1. Where do students go after their schools close? How different are the receiving schools from the closing schools?

2. Do displaced students suffer any kind of disruption in learning due to the closing of their schools? If so, when does it start and how long does it last?

3. Do school closings improve the educational prospects of displaced students?

4. Do characteristics of receiving schools shape the educational prospects of displaced students? If so, what are those school characteristics and how much do they help students?

Overview

This report reveals that eight in 10 Chicago Public Schools (CPS) students displaced by school closings transferred to schools ranking in the bottom half of system schools on standardized tests. However, because most displaced students transferred from one low-performing school to another, the move did not, on average, significantly affect student achievement.

The report demonstrates that the success of a school closing policy hinges on the quality of the receiving schools that accept the displaced students. One year after school closings, displaced students who re-enrolled in the weakest receiving schools (those with test scores in the bottom quartile of all system schools) experienced an achievement loss of more than a month in reading and half-a-month in math. Meanwhile, students who re-enrolled in the strongest receiving schools (those in the top quartile) experienced an achievement gain of nearly one month in reading and more than two months in math.

The authors focused on 18 CPS elementary schools closed between 2001 and 2006 due to chronically poor academic performance or enrollment significantly below capacity. The schools enrolled 5,445 students at the time of their closings. To assess the academic effects of closing on these students, the study compares students ages 8 and older displaced by school closings with students in similar schools that did not close. The comparison group provides an estimate of how the displaced students should have performed on a range of outcomes had their schools not been closed.

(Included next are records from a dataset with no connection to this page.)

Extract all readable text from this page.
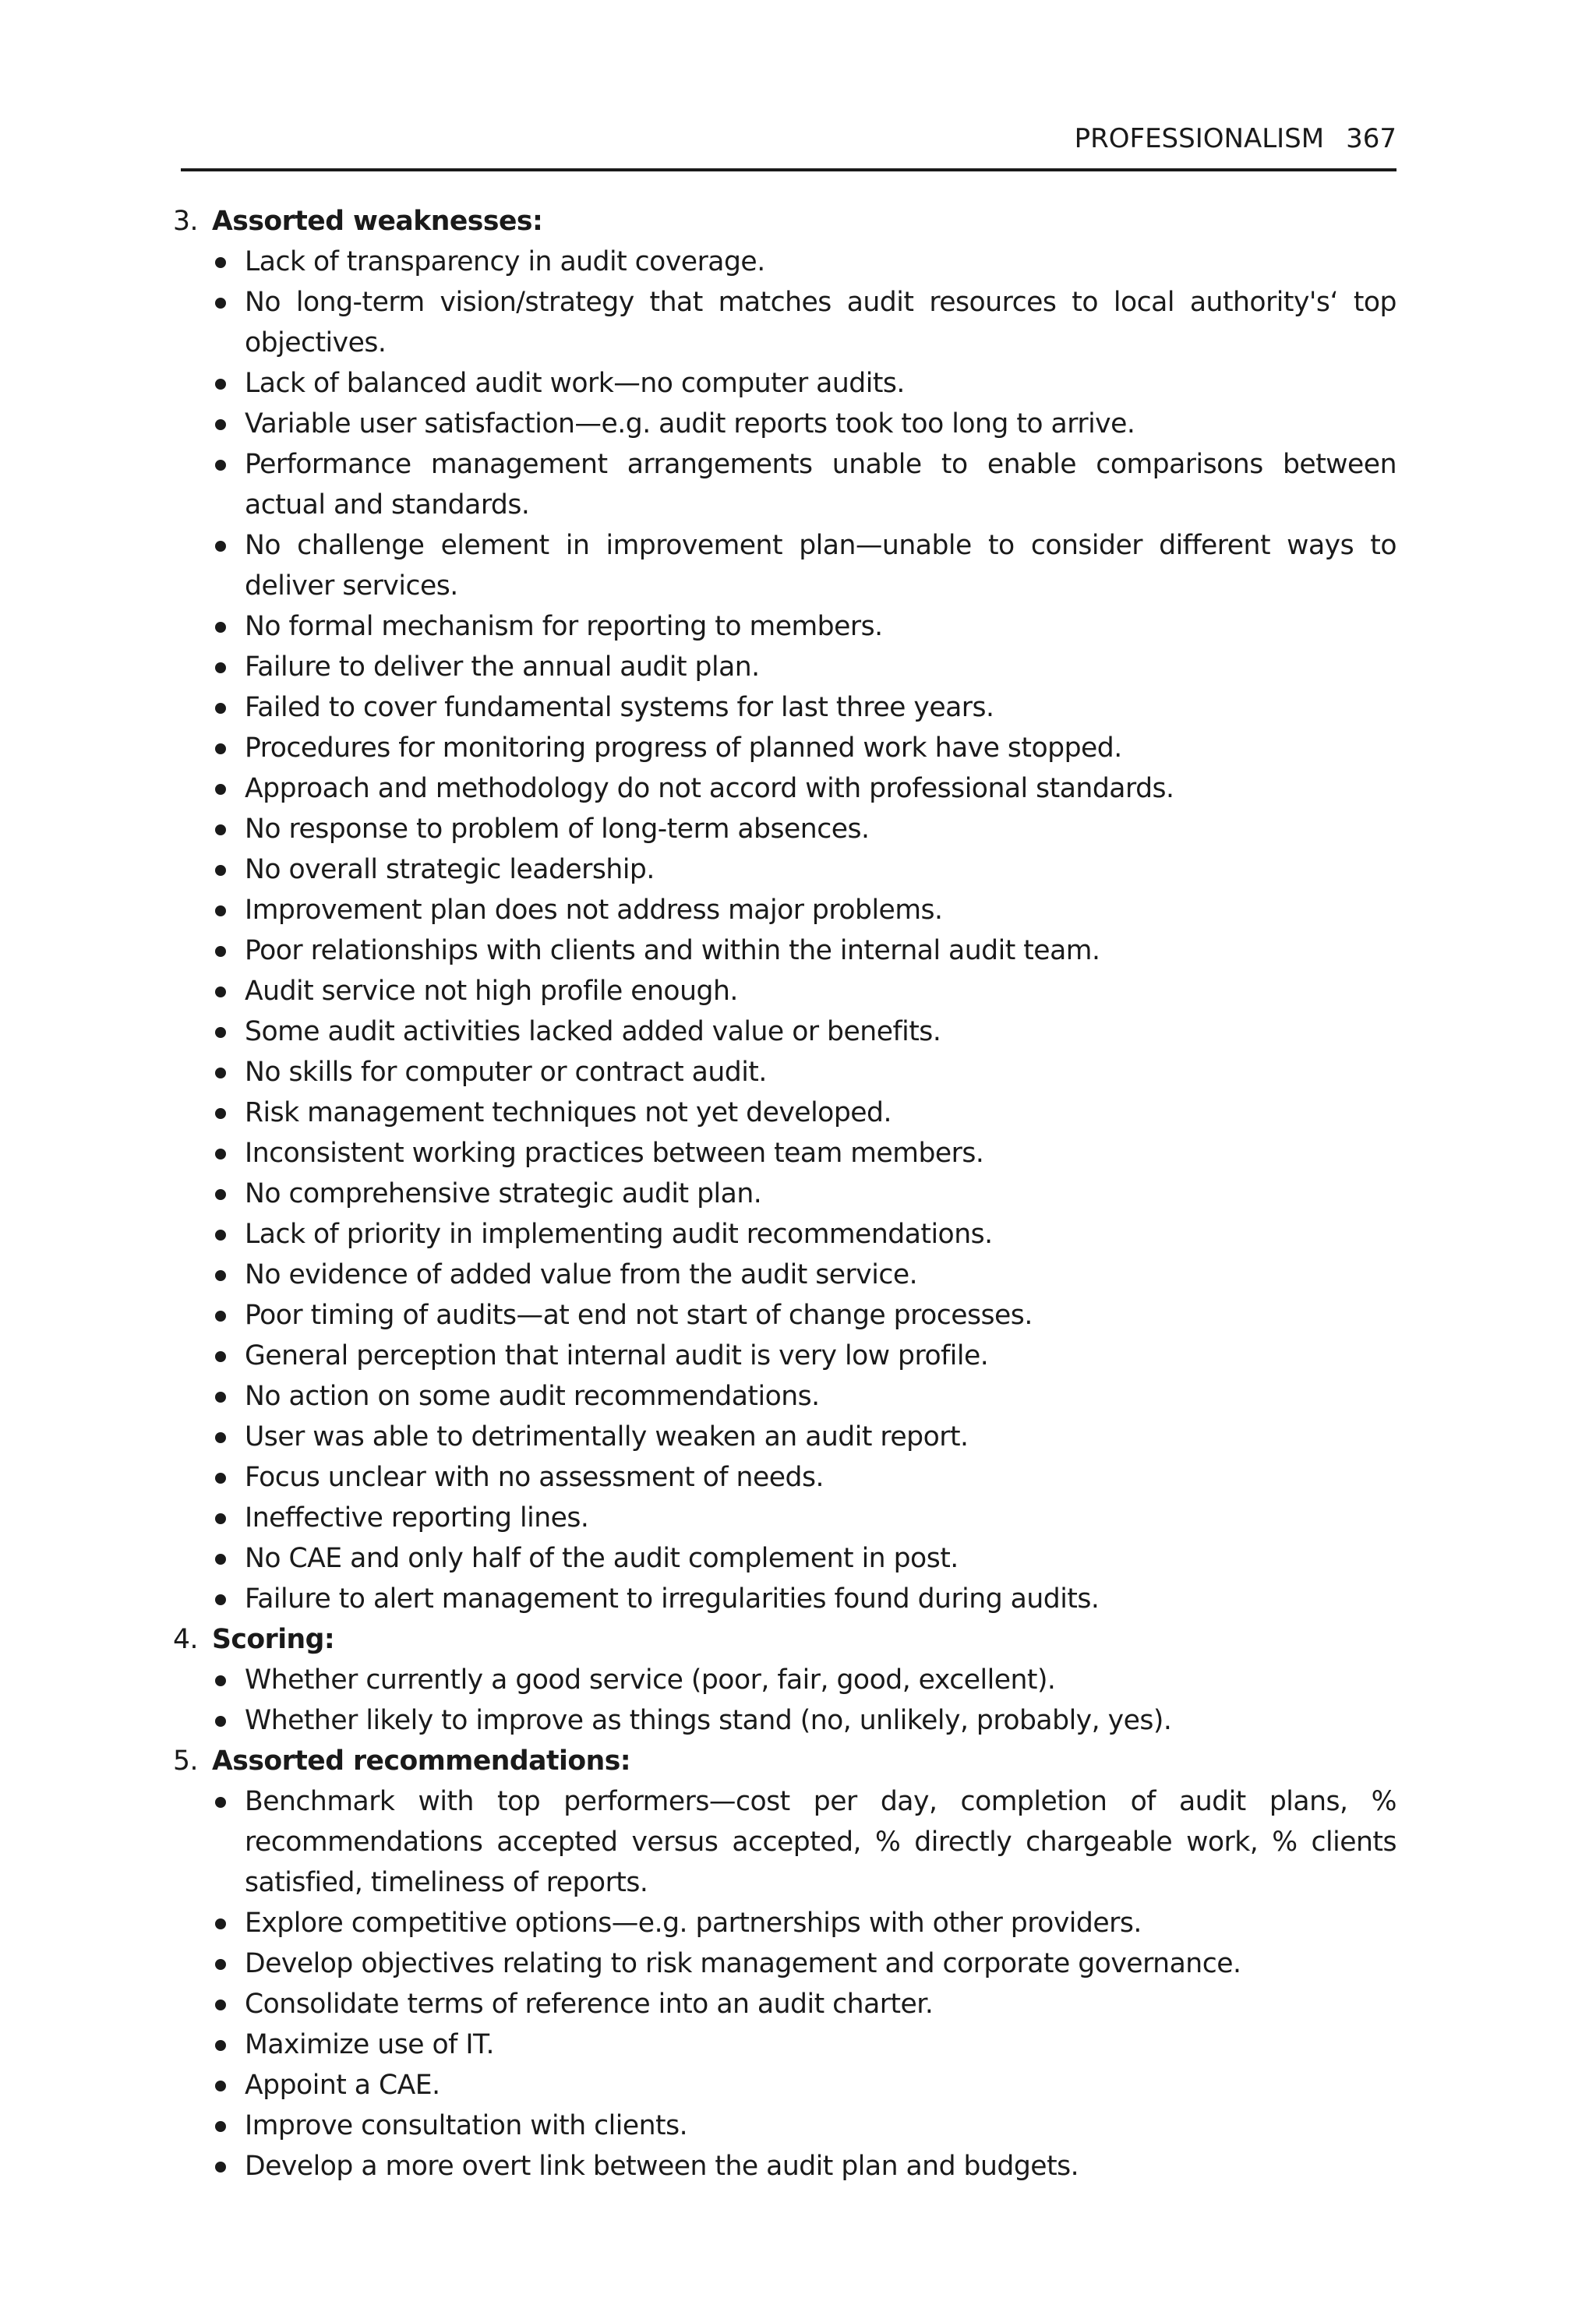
PROFESSIONALISM 367
3. Assorted weaknesses:
Lack of transparency in audit coverage.
No long-term vision/strategy that matches audit resources to local authority's‘ top objectives.
Lack of balanced audit work—no computer audits.
Variable user satisfaction—e.g. audit reports took too long to arrive.
Performance management arrangements unable to enable comparisons between actual and standards.
No challenge element in improvement plan—unable to consider different ways to deliver services.
No formal mechanism for reporting to members.
Failure to deliver the annual audit plan.
Failed to cover fundamental systems for last three years.
Procedures for monitoring progress of planned work have stopped.
Approach and methodology do not accord with professional standards.
No response to problem of long-term absences.
No overall strategic leadership.
Improvement plan does not address major problems.
Poor relationships with clients and within the internal audit team.
Audit service not high profile enough.
Some audit activities lacked added value or benefits.
No skills for computer or contract audit.
Risk management techniques not yet developed.
Inconsistent working practices between team members.
No comprehensive strategic audit plan.
Lack of priority in implementing audit recommendations.
No evidence of added value from the audit service.
Poor timing of audits—at end not start of change processes.
General perception that internal audit is very low profile.
No action on some audit recommendations.
User was able to detrimentally weaken an audit report.
Focus unclear with no assessment of needs.
Ineffective reporting lines.
No CAE and only half of the audit complement in post.
Failure to alert management to irregularities found during audits.
4. Scoring:
Whether currently a good service (poor, fair, good, excellent).
Whether likely to improve as things stand (no, unlikely, probably, yes).
5. Assorted recommendations:
Benchmark with top performers—cost per day, completion of audit plans, % recommendations accepted versus accepted, % directly chargeable work, % clients satisfied, timeliness of reports.
Explore competitive options—e.g. partnerships with other providers.
Develop objectives relating to risk management and corporate governance.
Consolidate terms of reference into an audit charter.
Maximize use of IT.
Appoint a CAE.
Improve consultation with clients.
Develop a more overt link between the audit plan and budgets.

The study reflects Consortium’s commitment to studying education issues that are top priorities in Chicago and districts nationwide. In Chicago, multiple rounds of school closings have prompted a powerful backlash from some teachers, students, community members and advocacy groups. Nevertheless, CPS and many other large urban school systems continue to make school closings a cornerstone of reform, touting the financial and academic benefits of closing underutilized or underperforming campuses.